Functional Magnetic Resonance Imaging Signal Variability Is Associated With Neuromodulation in Fibromyalgia

• Published in: Neuromodulation (Malden, Mass.) Vol. 26; no. 5; pp. 999 - 1008
• Main Authors: Lim, Manyoel, Kim, Dajung J., Nascimento, Thiago D., Ichesco, Eric, Kaplan, Chelsea, Harris, Richard E., DaSilva, Alexandre F.
• Format: Journal Article
• Language: English
• Published: United States Elsevier Inc 01.07.2023
• Subjects: Brain signal variability; brain stimulation; Cross-Over Studies; Female; fibromyalgia; Fibromyalgia - diagnostic imaging; Fibromyalgia - therapy; Humans; Magnetic Resonance Imaging; Pain; Prefrontal Cortex - diagnostic imaging; Prefrontal Cortex - physiology; resting-state fMRI; tDCS; Transcranial Direct Current Stimulation - methods; brain stimulation; Brain signal variability; resting-state fMRI; fibromyalgia; tDCS
• ISSN: 1094-7159; 1525-1403; 1525-1403
• DOI: 10.1111/ner.13512

Although primary motor cortex (M1) transcranial direct current stimulation (tDCS) has an analgesic effect in fibromyalgia (FM), its neural mechanism remains elusive. We investigated whether M1-tDCS modulates a regional temporal variability of blood-oxygenation-level-dependent (BOLD) signals, an indicator of the brain's flexibility and efficiency and if this change is associated with pain improvement. In a within-subjects cross-over design, 12 female FM patients underwent sham and active tDCS on five consecutive days, respectively. Each session was performed with an anode placed on the left M1 and a cathode on the contralateral supraorbital region.
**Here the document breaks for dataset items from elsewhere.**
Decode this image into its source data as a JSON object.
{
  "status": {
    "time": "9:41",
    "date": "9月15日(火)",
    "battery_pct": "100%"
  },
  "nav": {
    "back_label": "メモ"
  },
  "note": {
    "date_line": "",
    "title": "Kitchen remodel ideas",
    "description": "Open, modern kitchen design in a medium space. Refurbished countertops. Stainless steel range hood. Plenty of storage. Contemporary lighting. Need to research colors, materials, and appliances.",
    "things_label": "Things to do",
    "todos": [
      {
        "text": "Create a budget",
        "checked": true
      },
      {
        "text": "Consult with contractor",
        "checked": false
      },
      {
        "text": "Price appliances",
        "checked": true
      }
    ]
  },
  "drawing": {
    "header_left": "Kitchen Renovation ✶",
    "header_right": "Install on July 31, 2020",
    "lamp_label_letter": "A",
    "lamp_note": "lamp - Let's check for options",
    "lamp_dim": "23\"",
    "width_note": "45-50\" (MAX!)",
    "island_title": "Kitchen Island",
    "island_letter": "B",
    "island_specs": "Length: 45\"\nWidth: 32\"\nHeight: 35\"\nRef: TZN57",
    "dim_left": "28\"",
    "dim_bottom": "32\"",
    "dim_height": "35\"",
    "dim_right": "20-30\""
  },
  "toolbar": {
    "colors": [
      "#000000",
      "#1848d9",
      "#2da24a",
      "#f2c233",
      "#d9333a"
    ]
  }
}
The subjects also participated in resting-state functional magnetic resonance imaging (fMRI) at baseline and after sham and active tDCS. We compared the BOLD signal variability (SDBOLD), defined as the standard deviation of the BOLD time-series, between the tDCS conditions. Baseline SDBOLD was compared to 15 healthy female controls. At baseline, FM patients showed reduced SDBOLD in the ventromedial prefrontal cortex (vmPFC), lateral PFC, and anterior insula and increased SDBOLD in the posterior insula compared to healthy controls. After active tDCS, compared to sham, we found an increased SDBOLD in the left rostral anterior cingulate cortex (rACC), lateral PFC, and thalamus. After sham tDCS, compared to baseline, we found a decreased SDBOLD in the dorsomedial PFC and posterior cingulate cortex/precuneus. Interestingly, after active tDCS compared to sham, pain reduction was correlated with an increased SDBOLD in the rACC/vmPFC but with a decreased SDBOLD in the posterior insula. Our findings suggest that M1-tDCS might revert temporal variability of fMRI signals in the rACC/vmPFC and posterior insula linked to FM pain. Changes in neural variability would be part of the mechanisms underlying repetitive M1-tDCS analgesia in FM.